Frequently Asked Questions
Which GPU has more VRAM, MI300X or RTX 3070?▾
The MI300X provides 192 GB HBM3 VRAM. The RTX 3070 offers 8 GB GDDR6. This 24x difference favors large model handling on the MI300X.
How do FP16 performances compare between MI300X and RTX 3070?▾
MI300X achieves 1307 TFLOPS in FP16. RTX 3070 reaches 20.3 TFLOPS. The MI300X exceeds by 64 times for AI acceleration.
What is the memory bandwidth of the MI300X versus RTX 3070?▾
MI300X delivers 5300 GB/s. RTX 3070 provides 448 GB/s. Higher bandwidth on MI300X supports faster data transfers in training.
Which GPU is cheaper in the cloud?▾
RTX 3070 starts at $0.04 per hour, averaging $0.08. MI300X begins at $0.50 per hour, averaging $2.63. RTX 3070 suits budgets.
What are the TDPs for these GPUs?▾
MI300X requires 750W TDP. RTX 3070 uses 220W. Lower TDP makes RTX 3070 easier for non-datacenter setups.

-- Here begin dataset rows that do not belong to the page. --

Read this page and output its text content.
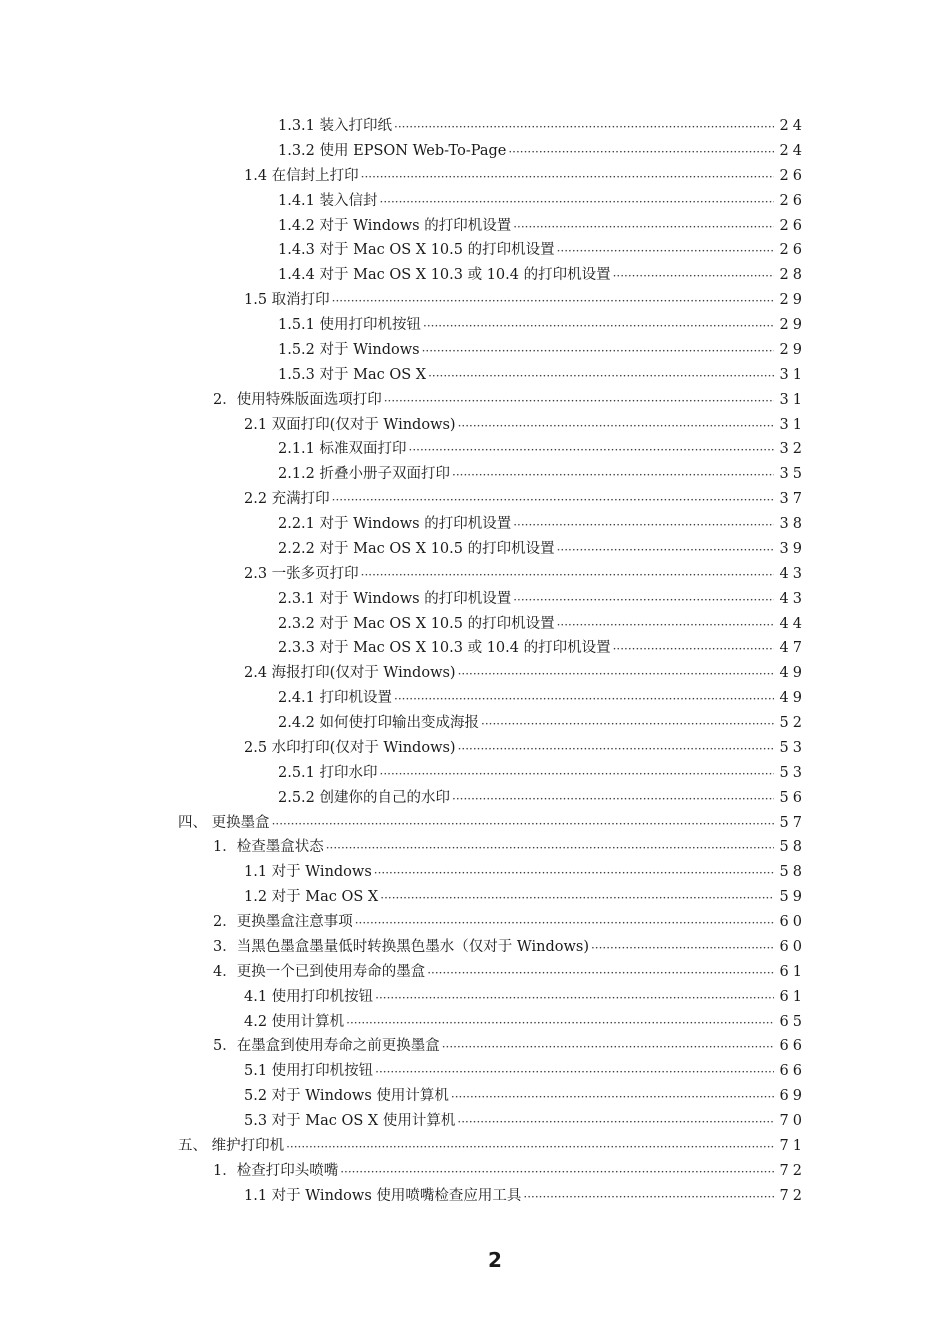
1.3.1 装入打印纸 ·····	24
1.3.2 使用 EPSON Web-To-Page ·····	24
1.4 在信封上打印 ·····	26
1.4.1 装入信封 ·····	26
1.4.2 对于 Windows 的打印机设置 ·····	26
1.4.3 对于 Mac OS X 10.5 的打印机设置 ·····	26
1.4.4 对于 Mac OS X 10.3 或 10.4 的打印机设置 ·····	28
1.5 取消打印 ·····	29
1.5.1 使用打印机按钮 ·····	29
1.5.2 对于 Windows ·····	29
1.5.3 对于 Mac OS X ·····	31
2．使用特殊版面选项打印 ·····	31
2.1 双面打印(仅对于 Windows) ·····	31
2.1.1 标准双面打印 ·····	32
2.1.2 折叠小册子双面打印 ·····	35
2.2 充满打印 ·····	37
2.2.1 对于 Windows 的打印机设置 ·····	38
2.2.2 对于 Mac OS X 10.5 的打印机设置 ·····	39
2.3 一张多页打印 ·····	43
2.3.1 对于 Windows 的打印机设置 ·····	43
2.3.2 对于 Mac OS X 10.5 的打印机设置 ·····	44
2.3.3 对于 Mac OS X 10.3 或 10.4 的打印机设置 ·····	47
2.4 海报打印(仅对于 Windows) ·····	49
2.4.1 打印机设置 ·····	49
2.4.2 如何使打印输出变成海报 ·····	52
2.5 水印打印(仅对于 Windows) ·····	53
2.5.1 打印水印 ·····	53
2.5.2 创建你的自己的水印 ·····	56
四、 更换墨盒 ·····	57
1．检查墨盒状态 ·····	58
1.1 对于 Windows ·····	58
1.2 对于 Mac OS X ·····	59
2．更换墨盒注意事项 ·····	60
3．当黑色墨盒墨量低时转换黑色墨水（仅对于 Windows) ·····	60
4．更换一个已到使用寿命的墨盒 ·····	61
4.1 使用打印机按钮 ·····	61
4.2 使用计算机 ·····	65
5．在墨盒到使用寿命之前更换墨盒 ·····	66
5.1 使用打印机按钮 ·····	66
5.2 对于 Windows 使用计算机 ·····	69
5.3 对于 Mac OS X 使用计算机 ·····	70
五、 维护打印机 ·····	71
1．检查打印头喷嘴 ·····	72
1.1 对于 Windows 使用喷嘴检查应用工具 ·····	72
2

Is MI300X better for AI training than RTX 3070?▾
Yes, MI300X's 1307 TFLOPS FP16 and 192 GB VRAM dominate training. RTX 3070's specs limit it to small-scale work.
Which is cheaper to rent, the MI300X or the RTX 3070?▾
Cloud rental prices for both the MI300X and RTX 3070 vary by provider, configuration, and availability. This page shows live pricing from 25+ providers updated every 60 seconds. Scroll to the Live Cloud Pricing section to compare current rates.
How much VRAM does the MI300X have compared to the RTX 3070?▾
The MI300X has 192 GB of HBM3 memory. The RTX 3070 has 8 GB of GDDR6 memory.
Can I find MI300X and RTX 3070 GPUs available to rent right now?▾
Yes. This page shows real-time availability across 25+ cloud GPU providers. The Live Cloud Pricing section displays only in-stock offers with current pricing.
What is the main difference between the MI300X and the RTX 3070?▾
The MI300X uses the CDNA 3 architecture (2023) while the RTX 3070 uses Ampere (2020). The MI300X delivers 64.4x the FP16 throughput and 11.8x the memory bandwidth of the RTX 3070.